CNN-IBN, ** 1/2: 'To be fair, ETT is a very different beast from recent Salman Khan starrers, particularly his last two releases, Ready and Bodyguard. Now that could be construed either as good news or bad news depending on what you thought of those films. For those like me, who weren't fans of those blockbusters, it's refreshing to note that ETT isn't an over-indulgent one-man showreel. Hallelujah, this film has a plot. Unfortunately, however, it's a one-line, threadbare plot around which director Kabir Khan constructs the entire movie. (...) The film's screenplay packs more holes than you're likely to find in a fisherman's net, and the clunky dialogue is the sort you'd expect from someone whose only research involved going through back issues of spy-themed comics. What doesn't disappoint is the action in this film. (...) Despite its obvious flaws, ETT is far from unwatchable. It's a welcome change from the harebrained films we've seen Salman Khan in lately, and for what it's worth he's playing a character and not himself for a change. The question you have to ask is – Is that enough?'.
Business of Cinema, **: 'What happens when you mix Scotch with Pepsi, or combine a suit with flip flops? Exactly what happens when Yashraj meets Salman: the champion of pulpy romance with the man who beats everyone to pulp. Nothing. For two and a half hours, nothing, barring a couple of good action scenes and an armchair journey around the world. The premise of the story, at least at the beginning, sounded promising. A romance between a RAW agent with an ISI operative (no prizes for guessing who is in RAW – dare they make a Bollywood film where the hero is Pakistani? The leading lady, however, can be from Mogadishu and it would not matter). But besides the promising principle of the thought, the rest of the film falls flat. (...) The action sequences are superbly shot and choreographed. (...) The action scenes are clearly the only parts of the film on which money was well-spent. (...) But what kills the film, besides the obviously half-hearted screenplay, is the lead performers. Put Salman Khan in a scarf and you might as well ask Sachin Tendulkar to bat left-handed. Minus his shirtless moments, quirky one-liners and natural charm, which made films like Dabangg and Wanted such sure-shot winners, Salman falls flat. He looks stiff, overweight and tired. (...) Katrina Kaif manages a second expression somewhere towards the end of the film, but by then it’s too late'.
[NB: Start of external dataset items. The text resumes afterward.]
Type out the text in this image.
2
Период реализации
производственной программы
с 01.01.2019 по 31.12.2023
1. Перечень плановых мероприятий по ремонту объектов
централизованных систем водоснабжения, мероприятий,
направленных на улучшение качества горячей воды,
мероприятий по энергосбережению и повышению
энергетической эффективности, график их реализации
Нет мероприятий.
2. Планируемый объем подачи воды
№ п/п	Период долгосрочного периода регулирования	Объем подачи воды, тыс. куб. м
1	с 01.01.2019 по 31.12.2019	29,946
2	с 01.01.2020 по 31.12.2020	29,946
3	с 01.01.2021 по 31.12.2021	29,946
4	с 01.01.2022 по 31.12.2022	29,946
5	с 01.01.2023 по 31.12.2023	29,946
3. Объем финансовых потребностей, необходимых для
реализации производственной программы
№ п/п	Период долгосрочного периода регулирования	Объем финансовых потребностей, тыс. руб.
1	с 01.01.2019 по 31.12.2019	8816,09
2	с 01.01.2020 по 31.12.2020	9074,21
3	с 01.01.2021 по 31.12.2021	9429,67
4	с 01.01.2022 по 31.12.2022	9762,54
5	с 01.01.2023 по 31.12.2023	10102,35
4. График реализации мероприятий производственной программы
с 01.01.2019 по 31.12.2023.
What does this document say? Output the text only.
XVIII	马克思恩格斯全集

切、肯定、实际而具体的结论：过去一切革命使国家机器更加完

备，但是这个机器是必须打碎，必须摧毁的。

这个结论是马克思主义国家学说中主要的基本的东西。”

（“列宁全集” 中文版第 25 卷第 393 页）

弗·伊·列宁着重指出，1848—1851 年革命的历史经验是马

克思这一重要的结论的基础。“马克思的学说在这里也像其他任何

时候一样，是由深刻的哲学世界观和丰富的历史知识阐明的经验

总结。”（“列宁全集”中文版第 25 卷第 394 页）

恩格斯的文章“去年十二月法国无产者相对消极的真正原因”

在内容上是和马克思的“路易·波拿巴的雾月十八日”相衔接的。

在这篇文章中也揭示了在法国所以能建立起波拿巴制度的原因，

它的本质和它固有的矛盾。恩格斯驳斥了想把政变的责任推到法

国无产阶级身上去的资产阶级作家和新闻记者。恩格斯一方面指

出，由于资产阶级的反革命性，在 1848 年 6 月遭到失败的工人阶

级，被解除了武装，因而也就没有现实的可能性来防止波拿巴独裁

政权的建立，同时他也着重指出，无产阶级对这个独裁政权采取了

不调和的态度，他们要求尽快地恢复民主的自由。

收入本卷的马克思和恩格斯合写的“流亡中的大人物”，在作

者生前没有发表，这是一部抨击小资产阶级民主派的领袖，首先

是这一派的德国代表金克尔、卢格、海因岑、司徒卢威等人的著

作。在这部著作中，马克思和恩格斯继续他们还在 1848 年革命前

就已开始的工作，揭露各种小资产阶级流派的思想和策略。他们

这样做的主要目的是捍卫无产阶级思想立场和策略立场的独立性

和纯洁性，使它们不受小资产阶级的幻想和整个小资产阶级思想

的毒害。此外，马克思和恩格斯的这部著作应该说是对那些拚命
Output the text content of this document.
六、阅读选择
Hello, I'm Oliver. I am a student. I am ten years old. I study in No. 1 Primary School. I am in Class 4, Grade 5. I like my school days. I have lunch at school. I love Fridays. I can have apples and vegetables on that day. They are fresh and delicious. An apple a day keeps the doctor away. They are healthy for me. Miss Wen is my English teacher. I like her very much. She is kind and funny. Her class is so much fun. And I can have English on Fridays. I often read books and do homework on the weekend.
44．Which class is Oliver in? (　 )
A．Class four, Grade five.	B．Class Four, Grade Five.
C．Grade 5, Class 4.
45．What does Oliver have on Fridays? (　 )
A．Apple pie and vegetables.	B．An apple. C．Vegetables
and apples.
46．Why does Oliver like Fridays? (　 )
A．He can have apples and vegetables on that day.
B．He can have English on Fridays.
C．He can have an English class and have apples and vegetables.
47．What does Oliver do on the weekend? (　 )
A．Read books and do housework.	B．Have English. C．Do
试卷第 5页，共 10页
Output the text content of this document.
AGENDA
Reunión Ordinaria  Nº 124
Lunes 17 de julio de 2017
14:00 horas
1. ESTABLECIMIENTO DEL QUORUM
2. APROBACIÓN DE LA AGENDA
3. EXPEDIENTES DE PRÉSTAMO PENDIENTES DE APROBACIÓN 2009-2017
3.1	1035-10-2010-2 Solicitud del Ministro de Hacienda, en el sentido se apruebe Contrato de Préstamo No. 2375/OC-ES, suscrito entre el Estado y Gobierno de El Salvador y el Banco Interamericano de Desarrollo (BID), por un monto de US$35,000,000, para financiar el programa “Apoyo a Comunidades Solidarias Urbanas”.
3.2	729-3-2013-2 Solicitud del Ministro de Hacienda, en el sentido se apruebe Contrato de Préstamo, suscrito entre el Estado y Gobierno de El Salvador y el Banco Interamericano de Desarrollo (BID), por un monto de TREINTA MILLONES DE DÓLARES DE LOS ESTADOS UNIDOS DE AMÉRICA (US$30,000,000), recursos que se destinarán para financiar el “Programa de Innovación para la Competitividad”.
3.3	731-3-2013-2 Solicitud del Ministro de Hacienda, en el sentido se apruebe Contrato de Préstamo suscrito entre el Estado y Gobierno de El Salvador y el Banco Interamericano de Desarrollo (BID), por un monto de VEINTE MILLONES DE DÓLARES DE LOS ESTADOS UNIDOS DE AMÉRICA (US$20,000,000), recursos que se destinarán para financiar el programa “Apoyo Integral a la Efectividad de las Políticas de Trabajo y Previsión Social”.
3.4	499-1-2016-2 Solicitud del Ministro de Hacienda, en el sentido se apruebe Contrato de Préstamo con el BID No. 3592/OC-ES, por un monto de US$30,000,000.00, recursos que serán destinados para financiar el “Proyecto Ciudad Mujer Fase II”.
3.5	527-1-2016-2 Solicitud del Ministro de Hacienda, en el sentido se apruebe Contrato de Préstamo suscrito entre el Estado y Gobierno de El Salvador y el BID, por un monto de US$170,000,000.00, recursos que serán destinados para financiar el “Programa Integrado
Mayank Shekhar: 'Reviewing a Salman Khan film is like ironing a pair of jeans: what’s the point. People will go, watch it anyway. (...) The character isn’t important. The audience believes Salman is a character himself. They react to him. (...) The skilled, sorted director’s ensured the film has a script. (...) The trouble with over-promoted pictures is their highlights get stale by repetition in trailers. You would’ve seen some of the film’s best action scenes already. But that is to take away nothing from the effort that may have gone into putting these stunning sequences together. Hollywood achieves similar results with over 10 times the budget. (...) The mechanics of how the RAW operates, right down to wire-taps, is treated with fair realism for a Hindi film. (...) At least this Salman film was fully worth it. For the first time since Chulbul Pandey (Dabangg) has the actor attempted to play a character, which to begin with, is saying a lot'.
Box Office India: 'ETT, billed as the biggest Hindi movie of all time, has neither the definitive stamp of Salman Khan nor the classic signature of Yash Raj Films, one of the biggest production houses in the country. Director Kabir Khan, who has a good track record of delivering good commercial cinema (Kabul Express and New York), was perhaps caught between the contrasting styles of the superstar and the production house and came up with a compromise to suit both. (...) ETT totters on all three pillars of a movie – story, screenplay and dialogue. (...) Dialogue is the worst and is neither reminiscent of Salman Khan nor Yash Raj Films. So what works in favour of the film? Salman Khan, Katrina Kaif and, once again, Salman Khan. (...) Kabir Khan fails this time in every department of filmmaking'.